Los elementos más singulares se encuentran justo al este de la iglesia: dos tumbas-santuario a dos aguas, losas de piedra caliza en forma de tienda conocidas localmente como «la cama de San Cronan». De la del sur se dice tradicionalmente que guarda la tumba del santo. Los santuarios de este tipo son raros y antiguos – ejemplos comparables en Illaunloughlan, frente a Kerry, se han datado en el siglo VIII – y apuntan a una larga historia de peregrinación en este lugar. Esa tradición no ha muerto del todo: el pozo sagrado situado bajo la iglesia sigue atrayendo a visitantes que dejan monedas sobre las piedras.
Qué ver y hacer
- Las cabezas talladas: Rodea el oratorio lentamente y mira hacia arriba. Los canecillos a lo largo de la parte superior de los muros muestran una mezcla de rostros humanos y animales, desde severos hasta ligeramente cómicos – una rara y desprevenida muestra del humor de un cantero medieval.
- Las tumbas-santuario: Las dos «camas» de piedra caliza al este son las estructuras de aspecto más antiguo del lugar. El santuario del sur se asocia por tradición al enterramiento de San Cronan; se desconoce la función del del norte.
- Tobar Chrónáin, el pozo sagrado: A unos 100 m al sur de la iglesia, al pie de un pequeño acantilado, el manantial sigue fluyendo. Dejar una moneda en el muro mantiene viva una costumbre de siglos.
- El paseo circular: Temple Cronan se encuentra en el Temple Cronan Looped Walk, de 5 km, que comienza y termina en el pueblo de Carran – un circuito asequible por piedra caliza abierta e irregular. Lleva botas adecuadas; el terreno es áspero y se vuelve resbaladizo tras la lluvia.
Información práctica
- Cómo llegar: Desde Ennis, toma la R476 hasta la R480 y sigue las indicaciones hacia Carran; desde Galway, baja hacia el sur y enlaza con la R480. La señal del lugar es fácil de pasarse, así que reduce la velocidad al acercarte.
- Aparcamiento: Un pequeño apartadero junto a la carretera con espacio para unos pocos coches; se llena los fines de semana de buen tiempo.
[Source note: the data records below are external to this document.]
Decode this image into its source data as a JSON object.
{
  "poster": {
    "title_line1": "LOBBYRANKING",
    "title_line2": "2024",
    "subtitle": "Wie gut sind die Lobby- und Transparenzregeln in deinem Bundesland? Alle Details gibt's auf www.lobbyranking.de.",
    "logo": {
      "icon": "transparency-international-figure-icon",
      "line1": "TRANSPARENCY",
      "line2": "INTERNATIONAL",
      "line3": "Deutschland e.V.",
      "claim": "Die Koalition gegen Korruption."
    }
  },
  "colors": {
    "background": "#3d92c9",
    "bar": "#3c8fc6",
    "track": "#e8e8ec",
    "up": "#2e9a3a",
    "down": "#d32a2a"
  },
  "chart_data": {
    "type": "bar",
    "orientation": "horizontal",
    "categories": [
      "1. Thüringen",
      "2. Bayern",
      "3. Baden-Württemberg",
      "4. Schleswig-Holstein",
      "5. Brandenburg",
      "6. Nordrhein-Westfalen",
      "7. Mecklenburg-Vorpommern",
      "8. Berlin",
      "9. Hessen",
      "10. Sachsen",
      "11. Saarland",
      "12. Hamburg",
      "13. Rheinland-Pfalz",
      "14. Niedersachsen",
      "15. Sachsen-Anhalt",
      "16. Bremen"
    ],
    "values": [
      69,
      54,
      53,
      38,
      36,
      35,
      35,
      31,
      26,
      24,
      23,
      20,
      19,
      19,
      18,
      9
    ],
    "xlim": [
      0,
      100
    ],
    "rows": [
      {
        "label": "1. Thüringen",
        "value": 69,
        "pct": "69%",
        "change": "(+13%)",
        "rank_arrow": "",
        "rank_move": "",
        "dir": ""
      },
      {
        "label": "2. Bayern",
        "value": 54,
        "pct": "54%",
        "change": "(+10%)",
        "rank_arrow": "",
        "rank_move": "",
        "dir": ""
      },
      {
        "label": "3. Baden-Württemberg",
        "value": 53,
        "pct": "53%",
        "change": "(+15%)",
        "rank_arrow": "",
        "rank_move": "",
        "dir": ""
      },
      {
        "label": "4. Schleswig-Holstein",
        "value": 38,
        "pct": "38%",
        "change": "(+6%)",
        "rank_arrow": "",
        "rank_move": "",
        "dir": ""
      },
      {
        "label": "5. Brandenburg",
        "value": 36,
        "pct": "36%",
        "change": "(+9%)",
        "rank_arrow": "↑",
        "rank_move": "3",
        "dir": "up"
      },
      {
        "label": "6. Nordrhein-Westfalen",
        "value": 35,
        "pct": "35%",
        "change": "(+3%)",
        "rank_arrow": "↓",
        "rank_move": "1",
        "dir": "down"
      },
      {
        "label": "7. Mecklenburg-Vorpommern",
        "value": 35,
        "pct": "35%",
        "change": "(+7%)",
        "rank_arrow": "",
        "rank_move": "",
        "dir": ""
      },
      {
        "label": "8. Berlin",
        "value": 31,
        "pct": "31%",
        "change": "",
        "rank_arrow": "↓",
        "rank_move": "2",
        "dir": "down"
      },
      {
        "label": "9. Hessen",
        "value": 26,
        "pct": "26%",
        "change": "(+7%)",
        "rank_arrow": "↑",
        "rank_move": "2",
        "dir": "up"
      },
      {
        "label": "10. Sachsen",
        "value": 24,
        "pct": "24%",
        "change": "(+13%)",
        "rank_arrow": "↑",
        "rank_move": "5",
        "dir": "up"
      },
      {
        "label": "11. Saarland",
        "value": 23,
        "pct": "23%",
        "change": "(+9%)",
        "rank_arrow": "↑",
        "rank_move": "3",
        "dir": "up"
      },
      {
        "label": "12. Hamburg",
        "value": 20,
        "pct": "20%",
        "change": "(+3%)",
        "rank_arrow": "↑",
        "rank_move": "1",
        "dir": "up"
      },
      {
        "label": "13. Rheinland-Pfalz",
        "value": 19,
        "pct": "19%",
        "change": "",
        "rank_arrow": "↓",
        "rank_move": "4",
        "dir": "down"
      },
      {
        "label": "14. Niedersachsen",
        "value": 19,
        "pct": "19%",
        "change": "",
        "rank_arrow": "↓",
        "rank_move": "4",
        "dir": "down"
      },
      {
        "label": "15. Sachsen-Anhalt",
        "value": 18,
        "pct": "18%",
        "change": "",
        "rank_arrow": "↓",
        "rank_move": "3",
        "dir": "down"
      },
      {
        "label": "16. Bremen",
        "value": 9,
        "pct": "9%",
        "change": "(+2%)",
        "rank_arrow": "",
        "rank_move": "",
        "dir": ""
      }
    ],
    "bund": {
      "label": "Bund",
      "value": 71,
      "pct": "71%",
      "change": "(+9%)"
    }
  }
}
Intenta llegar antes del mediodía en verano.
- Transporte público: No hay servicio directo. La opción práctica más cercana es un autobús de Ennis a Doolin y luego un taxi hasta Carran (unos 20 minutos, aproximadamente 20–30 €).
- Horario y entrada: Abierto todo el año durante las horas de luz. Sin verjas, entradas ni personal.
- Servicios: Ninguno – no hay aseos, cafetería ni centro de visitantes. Lleva agua.
- Accesibilidad: El acceso cruza campos de piedra caliza irregular con pasos de piedra; no apto para sillas de ruedas ni carritos de bebé.
- Perros: Los perros bien educados con correa son bienvenidos. Mantenlos alejados de la frágil mampostería y del pozo.
Atracciones cercanas
- Aillwee Cave and Birds of Prey Centre: Un sistema de cuevas y un centro de aves rapaces a unos quince minutos en coche hacia el norte.
- Corcomroe Abbey: Una abadía cisterciense bien conservada en un entorno de piedra caliza igualmente desnudo, a un corto trayecto en coche.
- The Burren Perfumery: En la cercana Carran, la perfumería en activo más antigua de Irlanda, con cafetería y jardín de hierbas – una buena combinación con una mañana en el oratorio.
Ven con la luz baja, por la mañana o al atardecer, cuando las sombras barren las tallas y hacen resaltar la piedra pálida. Luego encuentra el pozo, y habrás visto lo mejor del lugar.